When a patient arrives at the hospital, typically through the emergency room, they require monitoring and assessment before a physician determines if they are stable enough for discharge or need formal admission. This temporary period of monitoring is designated as “observation status.” While the difference between observation status and formal inpatient admission is administrative, this classification profoundly impacts the duration of the hospital stay, coverage, and the patient’s financial responsibility.
What Exactly is Observation Status?
Observation status is a classification for hospital care considered an outpatient service, even if the patient occupies a hospital bed. It is intended for individuals requiring short-term treatment and assessment to determine if their condition warrants inpatient admission or safe discharge.
The decision to place a patient under observation is made by a physician based on clinical judgment regarding the patient’s severity of illness. Observation allows the medical team time to monitor symptoms, perform diagnostic tests, and administer treatment. The goal is to establish a definitive diagnosis and treatment plan before the patient either stabilizes or requires full admission.
A patient’s status is determined by the physician’s order and the corresponding billing code, not their physical location within the hospital. The care received during observation can sometimes be indistinguishable from inpatient care, including diagnostic tests and intravenous medications.
The 48-Hour Guideline and Its Purpose
Observation status is generally intended to be limited, with a common benchmark of 24 to 48 hours. This guideline is based on the Medicare Two-Midnight Rule. This rule states that a patient is eligible for inpatient admission, covered under Medicare Part A, if the physician expects the hospital stay to span at least two midnights.
If the physician expects a stay of less than two midnights, the patient is typically placed under observation. This status provides a short window for the medical team to determine if the patient can be discharged or requires formal admission.

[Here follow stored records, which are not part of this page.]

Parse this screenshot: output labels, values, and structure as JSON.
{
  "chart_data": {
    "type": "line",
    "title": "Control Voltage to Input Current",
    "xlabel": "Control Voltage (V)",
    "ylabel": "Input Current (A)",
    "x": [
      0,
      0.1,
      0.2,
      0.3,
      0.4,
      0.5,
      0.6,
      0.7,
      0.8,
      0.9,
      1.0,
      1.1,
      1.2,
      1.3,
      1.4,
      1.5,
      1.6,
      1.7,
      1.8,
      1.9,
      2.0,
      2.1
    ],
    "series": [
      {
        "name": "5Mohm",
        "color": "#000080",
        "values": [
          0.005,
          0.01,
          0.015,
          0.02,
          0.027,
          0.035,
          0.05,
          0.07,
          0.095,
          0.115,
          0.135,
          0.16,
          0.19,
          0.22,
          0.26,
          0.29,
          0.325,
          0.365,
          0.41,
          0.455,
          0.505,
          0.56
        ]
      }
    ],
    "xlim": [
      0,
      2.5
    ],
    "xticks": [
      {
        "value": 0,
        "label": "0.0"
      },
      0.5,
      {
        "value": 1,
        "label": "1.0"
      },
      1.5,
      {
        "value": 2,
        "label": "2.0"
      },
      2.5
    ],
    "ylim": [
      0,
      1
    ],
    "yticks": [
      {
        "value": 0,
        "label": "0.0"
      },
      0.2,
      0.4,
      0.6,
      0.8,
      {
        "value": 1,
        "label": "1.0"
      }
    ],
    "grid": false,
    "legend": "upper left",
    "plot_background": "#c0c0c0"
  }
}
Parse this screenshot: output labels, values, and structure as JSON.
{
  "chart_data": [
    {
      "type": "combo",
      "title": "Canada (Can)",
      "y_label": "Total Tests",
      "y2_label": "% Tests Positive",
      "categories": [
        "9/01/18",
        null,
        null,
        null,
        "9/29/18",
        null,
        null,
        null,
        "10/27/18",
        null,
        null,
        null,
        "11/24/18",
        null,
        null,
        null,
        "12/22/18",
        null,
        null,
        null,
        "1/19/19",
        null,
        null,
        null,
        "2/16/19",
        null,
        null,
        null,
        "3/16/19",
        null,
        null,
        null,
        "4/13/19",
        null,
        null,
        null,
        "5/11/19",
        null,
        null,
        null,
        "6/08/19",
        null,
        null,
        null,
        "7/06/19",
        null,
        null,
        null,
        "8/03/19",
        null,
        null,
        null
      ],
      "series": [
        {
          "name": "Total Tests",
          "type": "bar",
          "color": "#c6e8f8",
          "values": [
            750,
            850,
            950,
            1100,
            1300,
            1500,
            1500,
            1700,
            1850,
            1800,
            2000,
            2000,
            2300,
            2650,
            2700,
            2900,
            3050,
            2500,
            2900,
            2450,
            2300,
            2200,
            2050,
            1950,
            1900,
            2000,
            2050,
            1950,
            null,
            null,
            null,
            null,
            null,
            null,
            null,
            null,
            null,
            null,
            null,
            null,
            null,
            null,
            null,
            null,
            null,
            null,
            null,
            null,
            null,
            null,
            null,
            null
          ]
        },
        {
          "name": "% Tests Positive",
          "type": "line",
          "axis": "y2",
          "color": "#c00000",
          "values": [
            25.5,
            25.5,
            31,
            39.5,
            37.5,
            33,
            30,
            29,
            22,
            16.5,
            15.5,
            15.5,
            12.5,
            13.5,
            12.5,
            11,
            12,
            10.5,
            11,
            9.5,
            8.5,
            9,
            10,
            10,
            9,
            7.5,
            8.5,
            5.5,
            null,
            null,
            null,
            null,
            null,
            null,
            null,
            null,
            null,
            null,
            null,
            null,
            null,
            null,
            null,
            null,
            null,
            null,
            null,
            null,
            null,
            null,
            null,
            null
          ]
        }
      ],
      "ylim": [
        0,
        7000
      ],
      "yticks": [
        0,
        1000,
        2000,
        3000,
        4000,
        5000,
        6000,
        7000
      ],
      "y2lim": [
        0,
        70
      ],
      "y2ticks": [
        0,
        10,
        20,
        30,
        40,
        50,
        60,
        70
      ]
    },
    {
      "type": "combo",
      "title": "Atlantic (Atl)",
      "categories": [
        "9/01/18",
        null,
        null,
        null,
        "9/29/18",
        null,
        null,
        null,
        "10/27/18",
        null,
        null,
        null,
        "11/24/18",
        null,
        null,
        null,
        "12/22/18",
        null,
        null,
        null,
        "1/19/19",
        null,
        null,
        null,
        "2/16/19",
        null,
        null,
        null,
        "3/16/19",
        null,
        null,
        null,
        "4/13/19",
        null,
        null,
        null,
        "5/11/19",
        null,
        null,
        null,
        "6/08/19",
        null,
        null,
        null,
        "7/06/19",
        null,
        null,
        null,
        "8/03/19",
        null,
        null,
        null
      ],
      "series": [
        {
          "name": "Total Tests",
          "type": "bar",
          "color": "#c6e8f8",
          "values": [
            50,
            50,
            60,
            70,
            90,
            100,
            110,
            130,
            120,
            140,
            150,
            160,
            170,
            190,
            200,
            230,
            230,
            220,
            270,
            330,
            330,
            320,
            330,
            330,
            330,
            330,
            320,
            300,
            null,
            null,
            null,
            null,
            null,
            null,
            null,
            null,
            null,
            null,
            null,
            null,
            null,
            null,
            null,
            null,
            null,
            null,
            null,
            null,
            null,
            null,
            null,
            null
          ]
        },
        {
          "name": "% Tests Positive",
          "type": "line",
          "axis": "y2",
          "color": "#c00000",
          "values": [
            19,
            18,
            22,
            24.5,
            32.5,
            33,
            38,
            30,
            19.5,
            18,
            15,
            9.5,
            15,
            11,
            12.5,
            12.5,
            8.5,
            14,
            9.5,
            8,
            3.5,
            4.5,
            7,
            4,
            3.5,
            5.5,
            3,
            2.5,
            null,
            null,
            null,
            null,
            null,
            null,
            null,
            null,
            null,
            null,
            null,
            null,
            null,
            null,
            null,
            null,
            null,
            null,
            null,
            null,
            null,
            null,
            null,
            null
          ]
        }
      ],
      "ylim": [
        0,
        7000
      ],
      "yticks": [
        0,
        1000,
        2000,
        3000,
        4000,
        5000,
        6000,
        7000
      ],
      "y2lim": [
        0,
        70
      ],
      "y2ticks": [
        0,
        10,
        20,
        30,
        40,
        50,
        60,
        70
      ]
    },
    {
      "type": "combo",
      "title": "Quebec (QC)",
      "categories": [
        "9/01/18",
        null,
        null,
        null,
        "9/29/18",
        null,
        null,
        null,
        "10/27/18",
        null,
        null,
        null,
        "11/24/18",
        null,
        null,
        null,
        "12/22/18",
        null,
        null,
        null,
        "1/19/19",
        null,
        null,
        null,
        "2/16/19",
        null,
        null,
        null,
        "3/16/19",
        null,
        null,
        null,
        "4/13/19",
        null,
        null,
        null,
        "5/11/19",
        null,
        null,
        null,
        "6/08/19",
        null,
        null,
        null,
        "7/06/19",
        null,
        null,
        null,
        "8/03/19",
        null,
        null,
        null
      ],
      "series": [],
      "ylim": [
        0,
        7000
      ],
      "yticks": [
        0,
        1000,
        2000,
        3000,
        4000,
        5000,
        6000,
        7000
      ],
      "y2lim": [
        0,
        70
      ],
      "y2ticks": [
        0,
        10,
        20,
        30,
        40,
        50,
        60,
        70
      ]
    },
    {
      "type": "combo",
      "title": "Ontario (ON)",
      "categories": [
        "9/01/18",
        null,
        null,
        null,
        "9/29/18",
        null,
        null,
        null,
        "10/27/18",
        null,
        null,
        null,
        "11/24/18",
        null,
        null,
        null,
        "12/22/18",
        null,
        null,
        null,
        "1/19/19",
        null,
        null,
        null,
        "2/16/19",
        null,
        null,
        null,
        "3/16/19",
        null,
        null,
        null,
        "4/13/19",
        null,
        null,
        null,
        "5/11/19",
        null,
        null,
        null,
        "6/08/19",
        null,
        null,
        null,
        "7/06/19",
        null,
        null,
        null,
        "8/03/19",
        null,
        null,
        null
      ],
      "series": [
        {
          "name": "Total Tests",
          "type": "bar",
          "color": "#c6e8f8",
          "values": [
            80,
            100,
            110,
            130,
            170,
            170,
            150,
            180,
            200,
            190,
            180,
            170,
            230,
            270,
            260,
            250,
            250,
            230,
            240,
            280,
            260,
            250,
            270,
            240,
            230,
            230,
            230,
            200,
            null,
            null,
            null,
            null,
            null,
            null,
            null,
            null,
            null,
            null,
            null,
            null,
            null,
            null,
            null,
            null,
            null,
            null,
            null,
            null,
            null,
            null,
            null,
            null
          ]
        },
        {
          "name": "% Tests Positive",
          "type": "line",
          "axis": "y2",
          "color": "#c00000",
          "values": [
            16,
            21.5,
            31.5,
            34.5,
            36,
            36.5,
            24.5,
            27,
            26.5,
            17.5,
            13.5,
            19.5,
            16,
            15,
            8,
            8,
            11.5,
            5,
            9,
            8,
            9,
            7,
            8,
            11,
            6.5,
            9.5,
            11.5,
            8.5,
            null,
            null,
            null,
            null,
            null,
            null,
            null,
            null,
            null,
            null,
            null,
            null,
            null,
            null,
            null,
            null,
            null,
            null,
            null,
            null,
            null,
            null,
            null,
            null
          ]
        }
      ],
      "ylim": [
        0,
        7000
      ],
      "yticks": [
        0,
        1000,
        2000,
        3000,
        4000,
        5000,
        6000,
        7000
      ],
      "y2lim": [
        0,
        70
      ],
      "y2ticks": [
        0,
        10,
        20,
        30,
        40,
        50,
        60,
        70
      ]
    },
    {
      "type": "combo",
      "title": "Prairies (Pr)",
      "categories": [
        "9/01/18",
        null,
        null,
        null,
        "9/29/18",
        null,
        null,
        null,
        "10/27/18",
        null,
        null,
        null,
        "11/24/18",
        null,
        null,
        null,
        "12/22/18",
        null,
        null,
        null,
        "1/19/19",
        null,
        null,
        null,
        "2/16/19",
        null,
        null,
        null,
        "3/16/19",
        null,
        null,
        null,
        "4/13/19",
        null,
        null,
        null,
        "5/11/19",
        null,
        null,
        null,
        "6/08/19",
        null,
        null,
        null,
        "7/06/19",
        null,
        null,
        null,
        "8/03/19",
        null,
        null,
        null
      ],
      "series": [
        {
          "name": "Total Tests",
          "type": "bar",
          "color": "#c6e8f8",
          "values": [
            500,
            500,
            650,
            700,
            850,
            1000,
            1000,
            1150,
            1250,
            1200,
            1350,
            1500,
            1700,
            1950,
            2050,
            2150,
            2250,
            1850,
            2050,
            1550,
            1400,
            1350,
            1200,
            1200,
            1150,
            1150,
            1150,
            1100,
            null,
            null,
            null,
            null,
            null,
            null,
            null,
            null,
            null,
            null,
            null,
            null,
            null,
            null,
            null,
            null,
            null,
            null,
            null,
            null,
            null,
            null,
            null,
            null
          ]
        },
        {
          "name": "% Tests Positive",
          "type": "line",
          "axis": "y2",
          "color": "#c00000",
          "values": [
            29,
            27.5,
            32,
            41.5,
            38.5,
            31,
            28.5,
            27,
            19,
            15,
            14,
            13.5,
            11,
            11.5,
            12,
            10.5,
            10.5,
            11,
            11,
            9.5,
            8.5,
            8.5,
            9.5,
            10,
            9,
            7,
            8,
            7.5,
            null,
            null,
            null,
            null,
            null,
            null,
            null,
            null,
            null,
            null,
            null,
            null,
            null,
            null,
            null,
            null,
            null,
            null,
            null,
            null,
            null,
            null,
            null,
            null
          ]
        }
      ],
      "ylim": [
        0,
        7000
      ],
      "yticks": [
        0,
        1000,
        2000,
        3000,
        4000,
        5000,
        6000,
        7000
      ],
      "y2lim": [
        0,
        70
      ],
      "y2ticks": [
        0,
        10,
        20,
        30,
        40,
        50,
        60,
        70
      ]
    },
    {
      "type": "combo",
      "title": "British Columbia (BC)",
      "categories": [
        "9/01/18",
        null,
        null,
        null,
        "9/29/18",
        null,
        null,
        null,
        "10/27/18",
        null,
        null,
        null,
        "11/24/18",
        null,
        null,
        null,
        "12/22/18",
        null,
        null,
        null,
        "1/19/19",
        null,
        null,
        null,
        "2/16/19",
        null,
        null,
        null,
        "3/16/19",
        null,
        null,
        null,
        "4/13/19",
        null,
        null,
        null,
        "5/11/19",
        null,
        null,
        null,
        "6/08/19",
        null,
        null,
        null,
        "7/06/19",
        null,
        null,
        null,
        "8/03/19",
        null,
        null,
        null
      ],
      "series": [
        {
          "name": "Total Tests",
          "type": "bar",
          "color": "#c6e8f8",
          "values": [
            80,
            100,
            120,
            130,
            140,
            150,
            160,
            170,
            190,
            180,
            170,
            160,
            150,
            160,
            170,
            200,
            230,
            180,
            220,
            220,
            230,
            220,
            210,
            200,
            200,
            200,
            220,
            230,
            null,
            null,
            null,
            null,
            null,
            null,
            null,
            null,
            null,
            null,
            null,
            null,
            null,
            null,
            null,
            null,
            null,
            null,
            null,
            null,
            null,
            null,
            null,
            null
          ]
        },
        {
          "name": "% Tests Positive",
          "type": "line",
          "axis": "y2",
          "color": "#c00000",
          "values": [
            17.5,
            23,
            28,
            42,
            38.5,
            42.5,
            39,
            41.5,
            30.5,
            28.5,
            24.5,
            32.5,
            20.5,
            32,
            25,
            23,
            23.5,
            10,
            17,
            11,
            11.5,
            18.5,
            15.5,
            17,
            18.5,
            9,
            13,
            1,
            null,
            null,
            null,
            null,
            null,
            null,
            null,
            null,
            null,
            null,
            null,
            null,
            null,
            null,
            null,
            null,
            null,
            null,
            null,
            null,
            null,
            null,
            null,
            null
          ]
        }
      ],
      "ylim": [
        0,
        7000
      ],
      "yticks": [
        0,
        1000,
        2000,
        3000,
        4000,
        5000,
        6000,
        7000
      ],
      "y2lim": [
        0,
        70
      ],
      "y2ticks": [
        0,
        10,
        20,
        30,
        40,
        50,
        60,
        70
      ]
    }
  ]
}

While 48 hours is the standard expectation, a patient can remain in observation status longer if the physician documents medical necessity. However, prolonged observation stays, especially those extending beyond 72 hours, trigger intense scrutiny from insurance payers and auditors. The observation period officially ends when the patient is formally admitted as an inpatient or discharged.
Financial Consequences of Observation Status
The administrative distinction between observation status and inpatient admission carries significant financial consequences, primarily for Medicare patients. Observation status is billed as an outpatient service under Medicare Part B, while formal inpatient admission is covered under Medicare Part A. This difference affects the patient’s out-of-pocket costs and eligibility for subsequent care.
Under Medicare Part B, the patient is generally responsible for a percentage of the cost—typically 20% coinsurance—for each individual service received, after meeting the annual Part B deductible. Unlike Part A, which involves a single deductible for the entire stay, the Part B coinsurance applies to nearly all services and has no upper limit on the total cost a patient may owe. Additionally, prescription medications administered during the observation stay may not be covered under Part B, leading to separate bills.
The most significant financial impact relates to coverage for a Skilled Nursing Facility (SNF) after discharge. Traditional Medicare requires a qualifying three-day consecutive inpatient hospital stay to activate SNF coverage. Time spent under observation status does not count toward this requirement, meaning patients needing rehabilitation may be responsible for the full cost of the SNF stay.
Changing Status and Patient Rights
A patient’s status can change from observation to inpatient if the physician determines that the medical necessity for a stay crossing two midnights has been met. The physician must write a formal order for admission. The hospital’s utilization review staff evaluates the medical record to ensure it meets the criteria for this change. This conversion is crucial because it retroactively shifts the patient’s care from Part B to Part A coverage for the entire hospital stay.
Federal law mandates that hospitals must inform Medicare beneficiaries placed under observation for more than 24 hours. The hospital must provide the patient with the Medicare Outpatient Observation Notice (MOON) no later than 36 hours after observation begins. This written notice, accompanied by an oral explanation, informs the patient they are an outpatient and explains the implications for cost-sharing and SNF eligibility.
If a patient disagrees with the observation status determination, they have the right to appeal the decision. Seeking a review can sometimes result in the stay being reclassified as inpatient, ensuring Part A coverage and qualifying the patient for subsequent SNF benefits.